MobiLink Synchronization User's Guide
Server-Initiated Synchronization
This section describes a hypothetical set of operations. It illustrates how server-initiated synchronization helps remote and consolidated databases stay in sync.
The walkthrough describes a situation with two remote databases (A and B). The following configuration parameters are set at the consolidated database:
the Notifier polling interval is 2 minutes
each push request has a resend interval of 5 minutes
each push request has a time-to-live period of 6 minutes
The walkthrough starts just before noon on a business day. Initially, the remote databases A and B are both fully synchronized with the consolidated database. Here is a possible sequence of events.
On Remote A the Listener is on, but on Remote B the Listener is off.
Data is changed on the consolidated database.
The Notifier polls at 12:00:
The begin_poll statement is executed, and inserts push requests for A and B into the PushRequest table.
The request_cursor SELECT statement is executed to query the PushRequest table.
The Notifier sends messages to both remotes.
The Listener on Remote A picks up the message and invokes synchronization.
The synchronization resets the status of the push request and updates the last_sync_time for Remote A.
Being offline, Remote B does not receive the message and is not synchronized.
The next Notifier poll is two minutes later, at 12:02:
The begin_poll statement is executed. This won't insert a request for Remote A because its last_sync_time is greater than the last_modified time of the Dealer data. This won't insert a request for Remote B because the request has already been sent.
The request_cursor statement is executed to query the PushRequest table.

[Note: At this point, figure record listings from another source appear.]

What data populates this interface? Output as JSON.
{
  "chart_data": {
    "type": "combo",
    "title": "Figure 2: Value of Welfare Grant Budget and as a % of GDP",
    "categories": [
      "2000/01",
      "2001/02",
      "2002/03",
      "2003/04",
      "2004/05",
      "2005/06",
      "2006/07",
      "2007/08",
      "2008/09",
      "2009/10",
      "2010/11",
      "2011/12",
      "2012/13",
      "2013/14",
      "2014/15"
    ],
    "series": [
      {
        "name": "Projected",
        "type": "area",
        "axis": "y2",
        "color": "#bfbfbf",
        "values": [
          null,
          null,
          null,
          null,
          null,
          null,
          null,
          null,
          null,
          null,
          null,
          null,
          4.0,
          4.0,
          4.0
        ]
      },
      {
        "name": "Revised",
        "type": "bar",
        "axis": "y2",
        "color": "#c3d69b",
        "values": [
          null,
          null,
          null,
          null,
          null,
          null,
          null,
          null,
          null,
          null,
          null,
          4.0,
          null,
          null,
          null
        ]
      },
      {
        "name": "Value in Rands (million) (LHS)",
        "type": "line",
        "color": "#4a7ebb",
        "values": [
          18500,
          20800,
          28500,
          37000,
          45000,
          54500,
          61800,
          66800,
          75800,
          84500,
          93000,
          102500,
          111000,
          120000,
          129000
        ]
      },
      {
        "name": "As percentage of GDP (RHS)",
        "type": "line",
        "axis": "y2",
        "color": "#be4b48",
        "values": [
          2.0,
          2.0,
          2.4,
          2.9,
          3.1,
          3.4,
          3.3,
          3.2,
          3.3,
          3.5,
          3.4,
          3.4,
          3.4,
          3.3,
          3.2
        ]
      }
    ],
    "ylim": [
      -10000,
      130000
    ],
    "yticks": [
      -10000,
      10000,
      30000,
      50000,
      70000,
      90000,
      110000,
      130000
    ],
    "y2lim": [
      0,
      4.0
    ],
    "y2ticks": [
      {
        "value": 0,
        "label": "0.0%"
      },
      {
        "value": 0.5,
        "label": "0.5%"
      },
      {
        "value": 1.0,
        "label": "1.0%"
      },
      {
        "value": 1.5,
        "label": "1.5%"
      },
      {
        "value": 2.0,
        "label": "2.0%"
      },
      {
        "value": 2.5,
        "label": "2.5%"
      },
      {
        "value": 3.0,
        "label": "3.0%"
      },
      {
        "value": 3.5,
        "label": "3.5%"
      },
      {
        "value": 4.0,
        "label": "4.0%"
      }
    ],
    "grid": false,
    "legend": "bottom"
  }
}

The handled request for Remote A is not in the result set because the last_sync_time is greater than the req_time (but it is still in the PushRequest table). The request for Remote B remains in the result set.
The request_delete statement is executed. This performs automatic cleanup of the request for Remote A because it is implicitly dropped.

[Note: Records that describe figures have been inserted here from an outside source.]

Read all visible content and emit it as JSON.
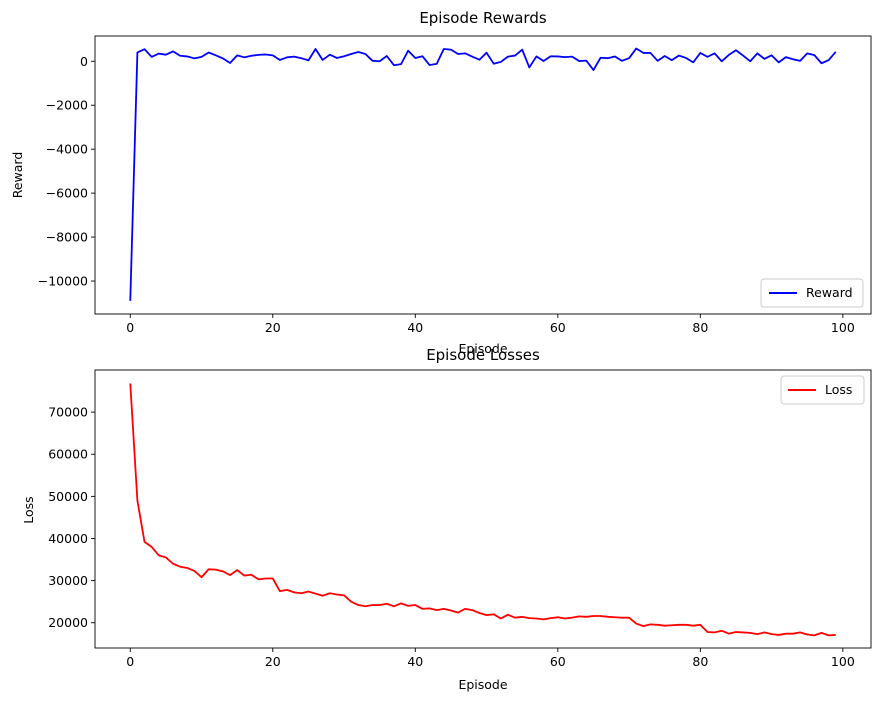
{
  "chart_data": [
    {
      "type": "line",
      "title": "Episode Rewards",
      "xlabel": "Episode",
      "ylabel": "Reward",
      "xlim": [
        -4.95,
        103.95
      ],
      "ylim": [
        -11500,
        1150
      ],
      "xticks": [
        0,
        20,
        40,
        60,
        80,
        100
      ],
      "yticks": [
        -10000,
        -8000,
        -6000,
        -4000,
        -2000,
        0
      ],
      "legend": "lower right",
      "series": [
        {
          "name": "Reward",
          "color": "#0000ff",
          "x": [
            0,
            1,
            2,
            3,
            4,
            5,
            6,
            7,
            8,
            9,
            10,
            11,
            12,
            13,
            14,
            15,
            16,
            17,
            18,
            19,
            20,
            21,
            22,
            23,
            24,
            25,
            26,
            27,
            28,
            29,
            30,
            31,
            32,
            33,
            34,
            35,
            36,
            37,
            38,
            39,
            40,
            41,
            42,
            43,
            44,
            45,
            46,
            47,
            48,
            49,
            50,
            51,
            52,
            53,
            54,
            55,
            56,
            57,
            58,
            59,
            60,
            61,
            62,
            63,
            64,
            65,
            66,
            67,
            68,
            69,
            70,
            71,
            72,
            73,
            74,
            75,
            76,
            77,
            78,
            79,
            80,
            81,
            82,
            83,
            84,
            85,
            86,
            87,
            88,
            89,
            90,
            91,
            92,
            93,
            94,
            95,
            96,
            97,
            98,
            99
          ],
          "y": [
            -10900,
            400,
            550,
            200,
            350,
            300,
            450,
            250,
            220,
            130,
            200,
            400,
            270,
            130,
            -80,
            270,
            180,
            250,
            290,
            310,
            270,
            60,
            180,
            210,
            140,
            40,
            560,
            60,
            300,
            150,
            230,
            330,
            420,
            330,
            20,
            0,
            240,
            -180,
            -130,
            480,
            150,
            230,
            -170,
            -120,
            560,
            530,
            330,
            360,
            210,
            70,
            390,
            -110,
            -30,
            210,
            260,
            530,
            -280,
            220,
            10,
            230,
            220,
            190,
            210,
            10,
            30,
            -400,
            160,
            140,
            220,
            20,
            140,
            580,
            380,
            380,
            20,
            240,
            50,
            260,
            150,
            -50,
            380,
            200,
            360,
            0,
            290,
            500,
            260,
            0,
            360,
            110,
            270,
            -50,
            190,
            90,
            20,
            360,
            280,
            -90,
            50,
            430
          ]
        }
      ]
    },
    {
      "type": "line",
      "title": "Episode Losses",
      "xlabel": "Episode",
      "ylabel": "Loss",
      "xlim": [
        -4.95,
        103.95
      ],
      "ylim": [
        14000,
        80000
      ],
      "xticks": [
        0,
        20,
        40,
        60,
        80,
        100
      ],
      "yticks": [
        20000,
        30000,
        40000,
        50000,
        60000,
        70000
      ],
      "legend": "upper right",
      "series": [
        {
          "name": "Loss",
          "color": "#ff0000",
          "x": [
            0,
            1,
            2,
            3,
            4,
            5,
            6,
            7,
            8,
            9,
            10,
            11,
            12,
            13,
            14,
            15,
            16,
            17,
            18,
            19,
            20,
            21,
            22,
            23,
            24,
            25,
            26,
            27,
            28,
            29,
            30,
            31,
            32,
            33,
            34,
            35,
            36,
            37,
            38,
            39,
            40,
            41,
            42,
            43,
            44,
            45,
            46,
            47,
            48,
            49,
            50,
            51,
            52,
            53,
            54,
            55,
            56,
            57,
            58,
            59,
            60,
            61,
            62,
            63,
            64,
            65,
            66,
            67,
            68,
            69,
            70,
            71,
            72,
            73,
            74,
            75,
            76,
            77,
            78,
            79,
            80,
            81,
            82,
            83,
            84,
            85,
            86,
            87,
            88,
            89,
            90,
            91,
            92,
            93,
            94,
            95,
            96,
            97,
            98,
            99
          ],
          "y": [
            76800,
            49000,
            39200,
            38000,
            36000,
            35500,
            34000,
            33300,
            33000,
            32300,
            30800,
            32700,
            32600,
            32200,
            31300,
            32500,
            31200,
            31400,
            30300,
            30500,
            30500,
            27500,
            27800,
            27200,
            27000,
            27400,
            26900,
            26400,
            27000,
            26700,
            26500,
            25000,
            24200,
            23900,
            24200,
            24200,
            24500,
            23900,
            24600,
            24000,
            24200,
            23300,
            23400,
            23000,
            23300,
            22900,
            22400,
            23300,
            23000,
            22300,
            21800,
            22000,
            21000,
            21900,
            21200,
            21400,
            21100,
            21000,
            20800,
            21100,
            21300,
            21000,
            21200,
            21500,
            21400,
            21600,
            21600,
            21400,
            21300,
            21200,
            21200,
            19800,
            19200,
            19600,
            19500,
            19300,
            19400,
            19500,
            19500,
            19300,
            19500,
            17800,
            17700,
            18100,
            17400,
            17800,
            17700,
            17600,
            17300,
            17700,
            17300,
            17100,
            17400,
            17400,
            17700,
            17200,
            17000,
            17600,
            17000,
            17100
          ]
        }
      ]
    }
  ]
}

The Notifier does not send a message to Remote B because the resend time is 12:05. The request for Remote B is pending for resend.

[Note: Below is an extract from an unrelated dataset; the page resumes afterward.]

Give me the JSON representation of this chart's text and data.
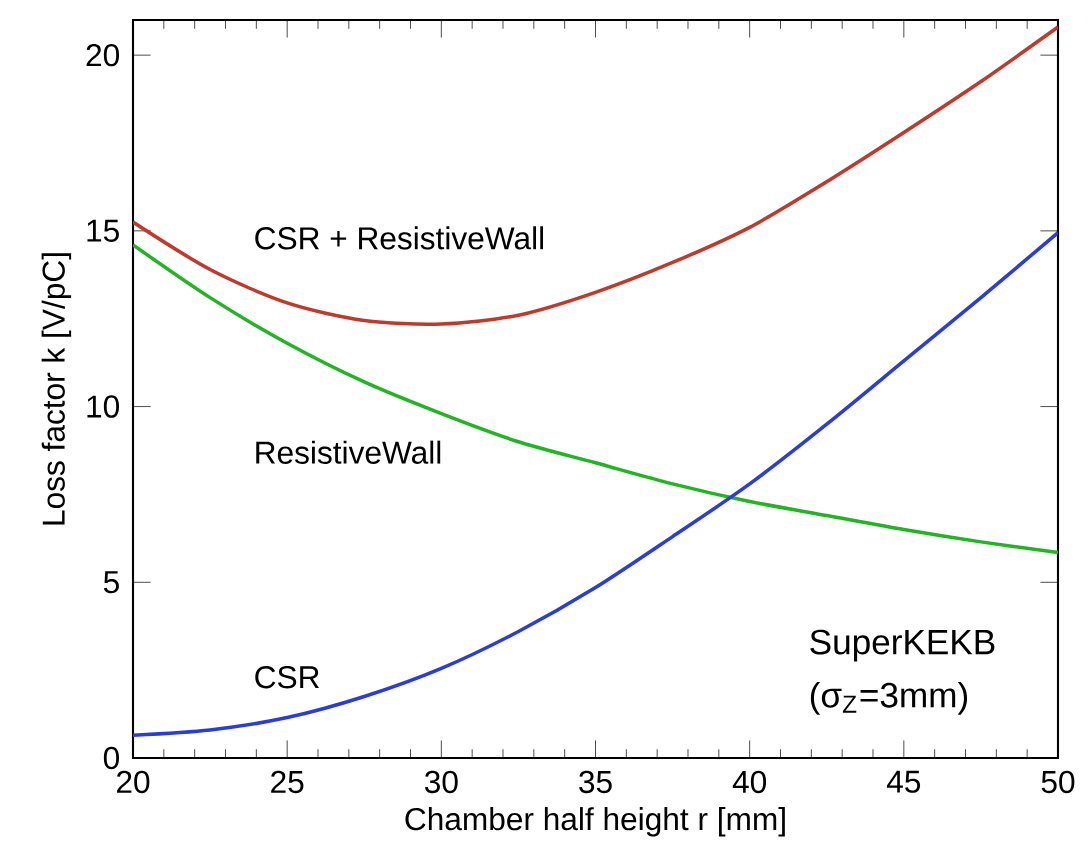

The next Notifier poll is at 12:04:
The begin_poll statement is executed. This won't insert a request for Remote A because its last_sync_time is greater than the last_modified time of the Dealer data. This won't insert a request for Remote B because the request has already been inserted.
The request_cursor statement is executed to query the Request table. The request for Remote B remains in the result set.
The Notifier does not send a message to Remote B because the resend time is 12:05. The request for Remote B is pending for resend.
The next Notifier poll is at 12:05:
The begin_poll statement is executed. This won't insert a request for Remote A because its last_sync_time is greater than the last_modified time of the Dealer data. This won't insert a request for Remote B because the request has already been inserted.
The request_cursor statement is executed to query the Request table. The request for Remote B remains in the result set.
The Notifier sends the message to Remote B again.
The next Notifier poll is at 12:07:
The begin_poll statement is executed. This won't insert a request for Remote A because its last_sync_time is greater than the last_modified time of the Dealer data. This won't insert a request for Remote B because the request has already been inserted.
The request_cursor statement is executed to query the Request table. The request for Remote B remains in the result set.
The request_delete statement is executed. This performs automatic cleanup of the request for Remote B because it has exceeded its time to live.
There are no pending requests.
The next Notifier poll is at 12:09...